Do intelligent people have a higher likelyhood of having stains on their clothes and did science prove this somehow? No, that's not true: an entertainment website made some general claims in that direction but did not provide any links to actual scientific studies to back up the claim and we were unable to locate any that did. So we are going to have to go with "unproven" on this one.
Intelligent People Are More Likely To Have Stains On Their Clothes
Do you need to think twice about whether you can wear that white blouse even though the two of you want to cook noodles with tomato sauce this evening? Or do you keep away from coke and stick to water as that's safer? If this is the case for you, you're quite likely a very intelligent person. Why do stains on your clothes say that you're an intelligent person?
We have the answer to the question why you just can't seem to eat without getting something all over yourself.
"The answer on that"? Not really. What follows is a list of examples of people being clumsy and getting stains on their clothes, and some pretty strong claims like "Even if many people think your klutzy habit is a weakness, it has been proven by now that people who get a lot of stains are intelligent."
It offers various vague reasons (a "klutz-gene", "feedforward", a quote from author Steve Johnson...) but offers no links to any studies or papers linking those things to intelligence. The Steve Johnson quote is interesting: it says:
The more unorganized your brain is, the more intelligent you are.

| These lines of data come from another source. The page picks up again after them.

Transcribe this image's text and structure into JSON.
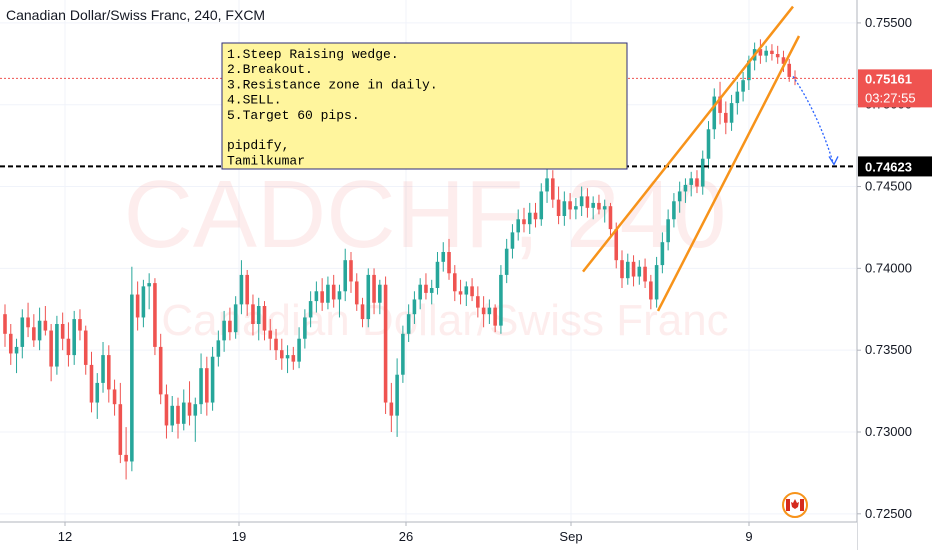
{
  "header": {
    "title": "Canadian Dollar/Swiss Franc, 240, FXCM"
  },
  "watermark": {
    "symbol": "CADCHF, 240",
    "name": "Canadian Dollar/Swiss Franc"
  },
  "annotation": {
    "lines": [
      "1.Steep Raising wedge.",
      "2.Breakout.",
      "3.Resistance zone in daily.",
      "4.SELL.",
      "5.Target 60 pips.",
      "",
      "pipdify,",
      "Tamilkumar"
    ]
  },
  "colors": {
    "up": "#26a69a",
    "down": "#ef5350",
    "wedge": "#f7931a",
    "annotation_bg": "#fff59d",
    "annotation_border": "#2d2d7a",
    "price_badge": "#ef5350",
    "level_badge": "#000000",
    "projection": "#2962ff"
  },
  "chart_data": {
    "type": "candlestick",
    "symbol": "CADCHF",
    "timeframe": "240",
    "ylim": [
      0.7245,
      0.7564
    ],
    "y_ticks": [
      "0.75500",
      "0.75000",
      "0.74500",
      "0.74000",
      "0.73500",
      "0.73000",
      "0.72500"
    ],
    "x_ticks": [
      "12",
      "19",
      "26",
      "Sep",
      "9"
    ],
    "current_price": "0.75161",
    "countdown": "03:27:55",
    "target_level": "0.74623",
    "levels": {
      "current_price": 0.75161,
      "target_level": 0.74623
    },
    "candles_ohlc": [
      [
        0.7372,
        0.7378,
        0.7352,
        0.736
      ],
      [
        0.736,
        0.7366,
        0.7341,
        0.7348
      ],
      [
        0.7348,
        0.7357,
        0.7336,
        0.7352
      ],
      [
        0.7352,
        0.7375,
        0.7345,
        0.737
      ],
      [
        0.737,
        0.7379,
        0.7358,
        0.7364
      ],
      [
        0.7364,
        0.7372,
        0.7352,
        0.7356
      ],
      [
        0.7356,
        0.7376,
        0.735,
        0.7368
      ],
      [
        0.7368,
        0.7377,
        0.7359,
        0.7362
      ],
      [
        0.7362,
        0.7366,
        0.7331,
        0.734
      ],
      [
        0.734,
        0.7371,
        0.7335,
        0.7366
      ],
      [
        0.7366,
        0.7373,
        0.735,
        0.7357
      ],
      [
        0.7357,
        0.7367,
        0.734,
        0.7347
      ],
      [
        0.7347,
        0.7374,
        0.7341,
        0.7369
      ],
      [
        0.7369,
        0.7375,
        0.7356,
        0.7362
      ],
      [
        0.7362,
        0.7365,
        0.7335,
        0.7341
      ],
      [
        0.7341,
        0.7349,
        0.7312,
        0.7318
      ],
      [
        0.7318,
        0.7336,
        0.7308,
        0.733
      ],
      [
        0.733,
        0.7355,
        0.7324,
        0.7347
      ],
      [
        0.7347,
        0.7353,
        0.7318,
        0.7326
      ],
      [
        0.7326,
        0.7332,
        0.731,
        0.7317
      ],
      [
        0.7317,
        0.733,
        0.7281,
        0.7286
      ],
      [
        0.7286,
        0.7303,
        0.7271,
        0.7282
      ],
      [
        0.7282,
        0.7401,
        0.7276,
        0.7384
      ],
      [
        0.7384,
        0.7392,
        0.7362,
        0.737
      ],
      [
        0.737,
        0.7393,
        0.7364,
        0.7389
      ],
      [
        0.7389,
        0.7397,
        0.7375,
        0.7391
      ],
      [
        0.7391,
        0.7394,
        0.7347,
        0.7352
      ],
      [
        0.7352,
        0.736,
        0.7317,
        0.7323
      ],
      [
        0.7323,
        0.7329,
        0.7296,
        0.7304
      ],
      [
        0.7304,
        0.7322,
        0.73,
        0.7316
      ],
      [
        0.7316,
        0.7321,
        0.7296,
        0.7305
      ],
      [
        0.7305,
        0.7326,
        0.7301,
        0.7318
      ],
      [
        0.7318,
        0.7331,
        0.7304,
        0.731
      ],
      [
        0.731,
        0.7321,
        0.7294,
        0.7317
      ],
      [
        0.7317,
        0.7348,
        0.7311,
        0.7339
      ],
      [
        0.7339,
        0.7346,
        0.731,
        0.7318
      ],
      [
        0.7318,
        0.7352,
        0.7313,
        0.7346
      ],
      [
        0.7346,
        0.7362,
        0.734,
        0.7356
      ],
      [
        0.7356,
        0.7374,
        0.7349,
        0.7368
      ],
      [
        0.7368,
        0.7376,
        0.7356,
        0.7361
      ],
      [
        0.7361,
        0.7383,
        0.7357,
        0.7378
      ],
      [
        0.7378,
        0.7405,
        0.7372,
        0.7396
      ],
      [
        0.7396,
        0.7399,
        0.7371,
        0.7378
      ],
      [
        0.7378,
        0.7384,
        0.7359,
        0.7366
      ],
      [
        0.7366,
        0.7382,
        0.7356,
        0.7377
      ],
      [
        0.7377,
        0.738,
        0.7356,
        0.7362
      ],
      [
        0.7362,
        0.7369,
        0.735,
        0.7357
      ],
      [
        0.7357,
        0.7363,
        0.7344,
        0.735
      ],
      [
        0.735,
        0.7357,
        0.7338,
        0.7345
      ],
      [
        0.7345,
        0.7353,
        0.7336,
        0.7347
      ],
      [
        0.7347,
        0.7352,
        0.7338,
        0.7343
      ],
      [
        0.7343,
        0.7364,
        0.7339,
        0.7357
      ],
      [
        0.7357,
        0.7375,
        0.7351,
        0.737
      ],
      [
        0.737,
        0.7386,
        0.7364,
        0.738
      ],
      [
        0.738,
        0.7392,
        0.7373,
        0.7386
      ],
      [
        0.7386,
        0.7394,
        0.7374,
        0.7379
      ],
      [
        0.7379,
        0.7395,
        0.7375,
        0.739
      ],
      [
        0.739,
        0.7396,
        0.7376,
        0.7381
      ],
      [
        0.7381,
        0.739,
        0.737,
        0.7386
      ],
      [
        0.7386,
        0.7412,
        0.738,
        0.7405
      ],
      [
        0.7405,
        0.741,
        0.7385,
        0.7392
      ],
      [
        0.7392,
        0.7397,
        0.7374,
        0.7378
      ],
      [
        0.7378,
        0.7382,
        0.7364,
        0.7369
      ],
      [
        0.7369,
        0.74,
        0.7364,
        0.7396
      ],
      [
        0.7396,
        0.74,
        0.7372,
        0.7379
      ],
      [
        0.7379,
        0.7393,
        0.7372,
        0.739
      ],
      [
        0.739,
        0.7395,
        0.7311,
        0.7318
      ],
      [
        0.7318,
        0.733,
        0.73,
        0.731
      ],
      [
        0.731,
        0.7345,
        0.7297,
        0.7335
      ],
      [
        0.7335,
        0.7365,
        0.733,
        0.736
      ],
      [
        0.736,
        0.7378,
        0.7355,
        0.7372
      ],
      [
        0.7372,
        0.7386,
        0.7366,
        0.7381
      ],
      [
        0.7381,
        0.7394,
        0.7375,
        0.739
      ],
      [
        0.739,
        0.7397,
        0.7381,
        0.7385
      ],
      [
        0.7385,
        0.7393,
        0.7378,
        0.7388
      ],
      [
        0.7388,
        0.741,
        0.7384,
        0.7404
      ],
      [
        0.7404,
        0.7416,
        0.7398,
        0.741
      ],
      [
        0.741,
        0.7418,
        0.7393,
        0.7397
      ],
      [
        0.7397,
        0.7402,
        0.738,
        0.7386
      ],
      [
        0.7386,
        0.7393,
        0.7378,
        0.7384
      ],
      [
        0.7384,
        0.7392,
        0.7377,
        0.7389
      ],
      [
        0.7389,
        0.7394,
        0.738,
        0.7383
      ],
      [
        0.7383,
        0.7389,
        0.737,
        0.7376
      ],
      [
        0.7376,
        0.7383,
        0.7364,
        0.7372
      ],
      [
        0.7372,
        0.7381,
        0.7366,
        0.7376
      ],
      [
        0.7376,
        0.7378,
        0.7361,
        0.7365
      ],
      [
        0.7365,
        0.7402,
        0.736,
        0.7396
      ],
      [
        0.7396,
        0.7418,
        0.7391,
        0.7412
      ],
      [
        0.7412,
        0.7427,
        0.7406,
        0.7422
      ],
      [
        0.7422,
        0.7436,
        0.7417,
        0.743
      ],
      [
        0.743,
        0.7437,
        0.7422,
        0.7427
      ],
      [
        0.7427,
        0.744,
        0.7421,
        0.7434
      ],
      [
        0.7434,
        0.744,
        0.7425,
        0.743
      ],
      [
        0.743,
        0.7452,
        0.7426,
        0.7447
      ],
      [
        0.7447,
        0.7462,
        0.744,
        0.7455
      ],
      [
        0.7455,
        0.746,
        0.7437,
        0.7442
      ],
      [
        0.7442,
        0.745,
        0.7427,
        0.7432
      ],
      [
        0.7432,
        0.7447,
        0.7426,
        0.7441
      ],
      [
        0.7441,
        0.7446,
        0.743,
        0.7436
      ],
      [
        0.7436,
        0.7443,
        0.743,
        0.7438
      ],
      [
        0.7438,
        0.745,
        0.7432,
        0.7444
      ],
      [
        0.7444,
        0.7449,
        0.7431,
        0.7437
      ],
      [
        0.7437,
        0.7444,
        0.743,
        0.744
      ],
      [
        0.744,
        0.7445,
        0.7433,
        0.7436
      ],
      [
        0.7436,
        0.7442,
        0.7428,
        0.7438
      ],
      [
        0.7438,
        0.744,
        0.742,
        0.7424
      ],
      [
        0.7424,
        0.7428,
        0.74,
        0.7405
      ],
      [
        0.7405,
        0.7411,
        0.7388,
        0.7394
      ],
      [
        0.7394,
        0.7409,
        0.739,
        0.7404
      ],
      [
        0.7404,
        0.7408,
        0.7389,
        0.7395
      ],
      [
        0.7395,
        0.7405,
        0.739,
        0.7401
      ],
      [
        0.7401,
        0.7406,
        0.7388,
        0.7392
      ],
      [
        0.7392,
        0.7396,
        0.7375,
        0.7381
      ],
      [
        0.7381,
        0.7407,
        0.7376,
        0.7402
      ],
      [
        0.7402,
        0.7422,
        0.7397,
        0.7416
      ],
      [
        0.7416,
        0.7436,
        0.7411,
        0.743
      ],
      [
        0.743,
        0.7446,
        0.7425,
        0.7441
      ],
      [
        0.7441,
        0.7453,
        0.7434,
        0.7447
      ],
      [
        0.7447,
        0.7455,
        0.744,
        0.7451
      ],
      [
        0.7451,
        0.7459,
        0.7444,
        0.7455
      ],
      [
        0.7455,
        0.746,
        0.7446,
        0.745
      ],
      [
        0.745,
        0.7472,
        0.7445,
        0.7467
      ],
      [
        0.7467,
        0.749,
        0.7461,
        0.7485
      ],
      [
        0.7485,
        0.751,
        0.7479,
        0.7505
      ],
      [
        0.7505,
        0.7514,
        0.7488,
        0.7495
      ],
      [
        0.7495,
        0.7502,
        0.7482,
        0.7489
      ],
      [
        0.7489,
        0.7506,
        0.7484,
        0.7501
      ],
      [
        0.7501,
        0.7514,
        0.7494,
        0.7508
      ],
      [
        0.7508,
        0.752,
        0.7502,
        0.7515
      ],
      [
        0.7515,
        0.753,
        0.7509,
        0.7527
      ],
      [
        0.7527,
        0.7538,
        0.7521,
        0.7534
      ],
      [
        0.7534,
        0.754,
        0.7525,
        0.753
      ],
      [
        0.753,
        0.7536,
        0.7526,
        0.7533
      ],
      [
        0.7533,
        0.7537,
        0.7527,
        0.7531
      ],
      [
        0.7531,
        0.7536,
        0.7525,
        0.7529
      ],
      [
        0.7529,
        0.7533,
        0.752,
        0.7525
      ],
      [
        0.7525,
        0.7528,
        0.7514,
        0.7517
      ],
      [
        0.7517,
        0.7521,
        0.7512,
        0.7516
      ]
    ]
  }
}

But Johnson speaks mainly about creativity being the result of a disorganized brain with lots of ideas clashing and mixing:
In Where Good Ideas Come From: The Natural History of Innovation, Steven Johnson posits that " the more disorganized your brain is, the smarter you are" in reference to the results of a neuroscience experiment by Robert Thatcher.
He doesn't say this has anything to do with being clumsy or more or less intelligent. That's not his point.

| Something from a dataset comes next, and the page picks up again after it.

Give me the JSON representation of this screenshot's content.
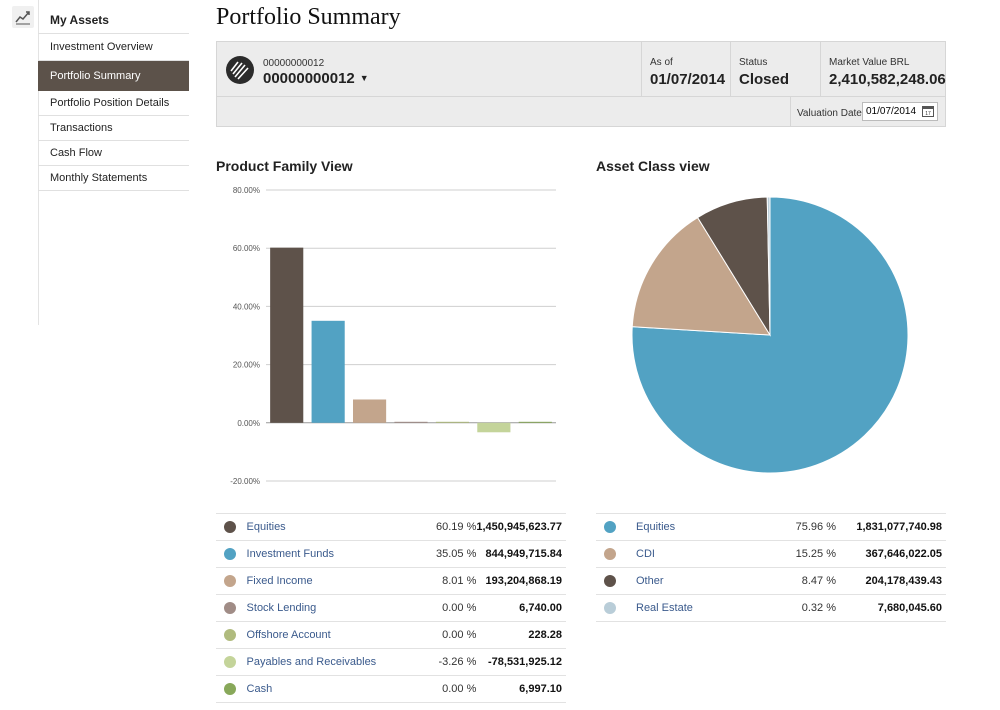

NewsGuard, a company that uses trained journalist to rank the reliability of websites, describes apost.com as:
A website that publishes stories about health, animals, and home projects, along with quizzes and personality tests. Apost publishes stories on health remedies with little information about its sources or authors.
According to NewsGuard the site does not maintain basic standards of accuracy and accountability. Read their full assessment here.

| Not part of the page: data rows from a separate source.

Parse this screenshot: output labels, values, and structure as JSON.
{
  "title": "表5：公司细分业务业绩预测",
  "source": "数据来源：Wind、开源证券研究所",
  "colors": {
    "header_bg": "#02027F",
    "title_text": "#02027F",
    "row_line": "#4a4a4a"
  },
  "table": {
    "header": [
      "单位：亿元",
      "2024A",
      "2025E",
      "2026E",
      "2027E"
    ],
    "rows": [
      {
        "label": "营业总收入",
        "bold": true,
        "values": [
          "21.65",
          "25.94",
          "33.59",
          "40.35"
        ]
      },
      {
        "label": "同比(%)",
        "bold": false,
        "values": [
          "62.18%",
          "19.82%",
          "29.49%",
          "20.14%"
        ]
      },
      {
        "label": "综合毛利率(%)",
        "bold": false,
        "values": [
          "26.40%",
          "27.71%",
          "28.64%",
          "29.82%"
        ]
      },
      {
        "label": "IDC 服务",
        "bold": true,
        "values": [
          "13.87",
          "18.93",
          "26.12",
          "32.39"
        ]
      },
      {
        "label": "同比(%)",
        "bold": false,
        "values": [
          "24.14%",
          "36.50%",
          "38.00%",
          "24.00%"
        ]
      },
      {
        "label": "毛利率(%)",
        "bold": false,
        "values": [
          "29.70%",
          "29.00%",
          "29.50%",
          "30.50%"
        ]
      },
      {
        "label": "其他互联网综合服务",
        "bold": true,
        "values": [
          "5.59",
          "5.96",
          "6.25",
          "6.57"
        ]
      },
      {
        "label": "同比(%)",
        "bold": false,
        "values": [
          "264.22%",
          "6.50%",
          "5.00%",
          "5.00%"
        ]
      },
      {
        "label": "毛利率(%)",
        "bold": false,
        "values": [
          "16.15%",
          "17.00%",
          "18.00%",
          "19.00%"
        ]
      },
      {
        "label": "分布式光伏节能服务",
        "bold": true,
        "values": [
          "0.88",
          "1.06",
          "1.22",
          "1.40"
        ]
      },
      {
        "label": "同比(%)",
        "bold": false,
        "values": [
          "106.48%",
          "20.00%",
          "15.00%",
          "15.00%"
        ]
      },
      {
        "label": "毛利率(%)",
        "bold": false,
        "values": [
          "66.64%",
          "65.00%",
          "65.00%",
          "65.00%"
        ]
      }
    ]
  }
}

Anyway, you probably shouldn't trust anyhing written on the site to be very accurate or scientifically valid since there is a disclaimer at the bottom of every page that reads:
Disclaimer: All content is provided for fun and entertainment purposes only
Our content is created to the best of our knowledge, yet it is of general nature and cannot in any way substitute an individual consultation by your doctor. Your health is important to us.
You don't have to be very intelligent (messy or not) to understand this means the article is just made up fluff that sounds nice but which shouldn't be mistaken for actual science.